Cuando el problema es una hipótesis la solidaridad brota a borbotones; estamos dispuestos a la donación sin remilgos ni pegas, nos envalentonamos a priori sin tener en cuenta que puede suceder. Todo cambia cuando sucede.
Pruebas, quirófano, cambio de vida y otras circunstancias que son imprevisibles. Asumir los riesgos tiene un coste que debemos meditar.
Hagamos una lista de prioridades de los posibles candidatos y numerémoslos según las posibilidades potenciales de la donación: un padre a un hijo, un hijo a un padre, un amigo a otro, dos hermanos...
Siempre hay una fuerza, algo que no sueles pensar dos veces, una emoción metafísica de amor incondicional o de solidaridad inconmensurable.
¿A qué estamos dispuestos? ¿Podemos pasar los límites que superan todas las barreras?
Los seres humanos somos capaces de lo mejor y lo peor, de transitar el cielo y el infierno, viajar en el azote de la guerra o en un universo insondable para abrazar otras vidas que no son las nuestras. Existen donantes anónimos sin nombre ni apellidos, padres anónimos que, en el inmenso dolor de la perdida, donan los órganos de un hijo porque la vida debe continuar Y el hijo no puede morir del todo. Esos seres existen, pueden estar en cualquier sitio, en cualquier momento, en cualquier lugar desconocido.
La vida es comprometerse, la vida es un proyecto común, la vida es la lucha por el otro, el rayo que no cesa, el hacer, el estar, el vivir para que otros vivan. Somos lo que somos con los demás y por los demás, gotas en el océano en un mar azul, verde, gris. Esperamos ser rescatados por las olas que llegan a la isla que habitamos.
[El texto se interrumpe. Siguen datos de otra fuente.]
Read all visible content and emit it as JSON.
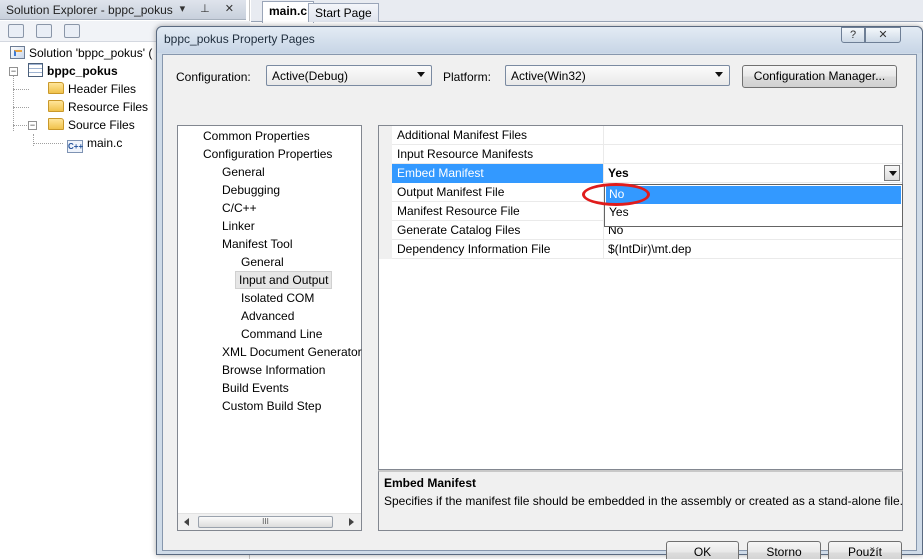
{
  "solution_explorer": {
    "title": "Solution Explorer - bppc_pokus",
    "title_icons": "▾ ⊥ ✕",
    "tree": [
      {
        "label": "Solution 'bppc_pokus' (",
        "icon": "solution-icon"
      },
      {
        "label": "bppc_pokus",
        "icon": "project-icon",
        "bold": true
      },
      {
        "label": "Header Files",
        "icon": "folder-icon"
      },
      {
        "label": "Resource Files",
        "icon": "folder-icon"
      },
      {
        "label": "Source Files",
        "icon": "folder-open-icon"
      },
      {
        "label": "main.c",
        "icon": "c-file-icon"
      }
    ]
  },
  "editor_tabs": [
    {
      "label": "main.c",
      "active": true
    },
    {
      "label": "Start Page",
      "active": false
    }
  ],
  "dialog": {
    "title": "bppc_pokus Property Pages",
    "help_label": "?",
    "close_label": "✕",
    "configuration_label": "Configuration:",
    "configuration_value": "Active(Debug)",
    "platform_label": "Platform:",
    "platform_value": "Active(Win32)",
    "config_manager_label": "Configuration Manager...",
    "tree": [
      {
        "label": "Common Properties",
        "level": 0
      },
      {
        "label": "Configuration Properties",
        "level": 0
      },
      {
        "label": "General",
        "level": 1
      },
      {
        "label": "Debugging",
        "level": 1
      },
      {
        "label": "C/C++",
        "level": 1
      },
      {
        "label": "Linker",
        "level": 1
      },
      {
        "label": "Manifest Tool",
        "level": 1
      },
      {
        "label": "General",
        "level": 2
      },
      {
        "label": "Input and Output",
        "level": 2,
        "selected": true
      },
      {
        "label": "Isolated COM",
        "level": 2
      },
      {
        "label": "Advanced",
        "level": 2
      },
      {
        "label": "Command Line",
        "level": 2
      },
      {
        "label": "XML Document Generator",
        "level": 1
      },
      {
        "label": "Browse Information",
        "level": 1
      },
      {
        "label": "Build Events",
        "level": 1
      },
      {
        "label": "Custom Build Step",
        "level": 1
      }
    ],
    "scroll_thumb_grip": "III",
    "properties": [
      {
        "name": "Additional Manifest Files",
        "value": ""
      },
      {
        "name": "Input Resource Manifests",
        "value": ""
      },
      {
        "name": "Embed Manifest",
        "value": "Yes",
        "selected": true
      },
      {
        "name": "Output Manifest File",
        "value": ""
      },
      {
        "name": "Manifest Resource File",
        "value": ""
      },
      {
        "name": "Generate Catalog Files",
        "value": "No"
      },
      {
        "name": "Dependency Information File",
        "value": "$(IntDir)\\mt.dep"
      }
    ],
    "dropdown_options": [
      {
        "label": "No",
        "highlighted": true
      },
      {
        "label": "Yes",
        "highlighted": false
      }
    ],
    "description": {
      "title": "Embed Manifest",
      "text": "Specifies if the manifest file should be embedded in the assembly or created as a stand-alone file."
    },
    "buttons": {
      "ok": "OK",
      "cancel": "Storno",
      "apply": "Použít"
    },
    "colors": {
      "selection": "#3399ff",
      "annotation_circle": "#e01c1c",
      "dialog_frame": "#cfdbe8"
    }
  }
}
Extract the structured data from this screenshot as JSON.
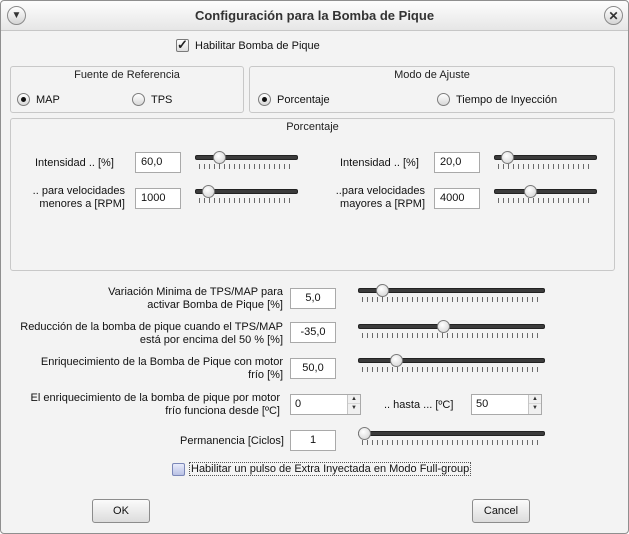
{
  "window": {
    "title": "Configuración para la Bomba de Pique"
  },
  "enable_checkbox": {
    "label": "Habilitar Bomba de Pique",
    "checked": true
  },
  "fuente": {
    "title": "Fuente de Referencia",
    "options": [
      {
        "label": "MAP",
        "selected": true
      },
      {
        "label": "TPS",
        "selected": false
      }
    ]
  },
  "modo": {
    "title": "Modo de Ajuste",
    "options": [
      {
        "label": "Porcentaje",
        "selected": true
      },
      {
        "label": "Tiempo de Inyección",
        "selected": false
      }
    ]
  },
  "porcentaje": {
    "title": "Porcentaje",
    "left": {
      "intensity_label": "Intensidad .. [%]",
      "intensity_value": "60,0",
      "intensity_slider": 0.2,
      "rpm_label_1": ".. para velocidades",
      "rpm_label_2": "menores a [RPM]",
      "rpm_value": "1000",
      "rpm_slider": 0.08
    },
    "right": {
      "intensity_label": "Intensidad .. [%]",
      "intensity_value": "20,0",
      "intensity_slider": 0.08,
      "rpm_label_1": "..para velocidades",
      "rpm_label_2": "mayores a [RPM]",
      "rpm_value": "4000",
      "rpm_slider": 0.33
    }
  },
  "settings": {
    "variacion": {
      "label_1": "Variación Minima de TPS/MAP para",
      "label_2": "activar Bomba de Pique  [%]",
      "value": "5,0",
      "slider": 0.1
    },
    "reduccion": {
      "label_1": "Reducción de la bomba de pique cuando el TPS/MAP",
      "label_2": "está por encima del 50 % [%]",
      "value": "-35,0",
      "slider": 0.45
    },
    "enriquecimiento": {
      "label_1": "Enriquecimiento de la Bomba de Pique con motor",
      "label_2": "frío [%]",
      "value": "50,0",
      "slider": 0.18
    },
    "frio": {
      "label_1": "El enriquecimiento de la bomba de pique por motor",
      "label_2": "frío funciona desde [ºC]",
      "from_value": "0",
      "hasta_label": ".. hasta ... [ºC]",
      "to_value": "50"
    },
    "permanencia": {
      "label": "Permanencia [Ciclos]",
      "value": "1",
      "slider": 0.0
    }
  },
  "extra_checkbox": {
    "label": "Habilitar un pulso de Extra Inyectada en Modo Full-group",
    "checked": false
  },
  "buttons": {
    "ok": "OK",
    "cancel": "Cancel"
  }
}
Mi madre siempre dice que si alguien te quiere incondicionalmente podemos estar a salvo de las inclemencias vitales.
Si estamos preparados con los demás, para los demás y por los demás, la existencia recobrará el sentido por el que tantas veces nos preguntamos.. “ Todo lo que no es dado es perdido”. Hoy el karma viaja en un riñon.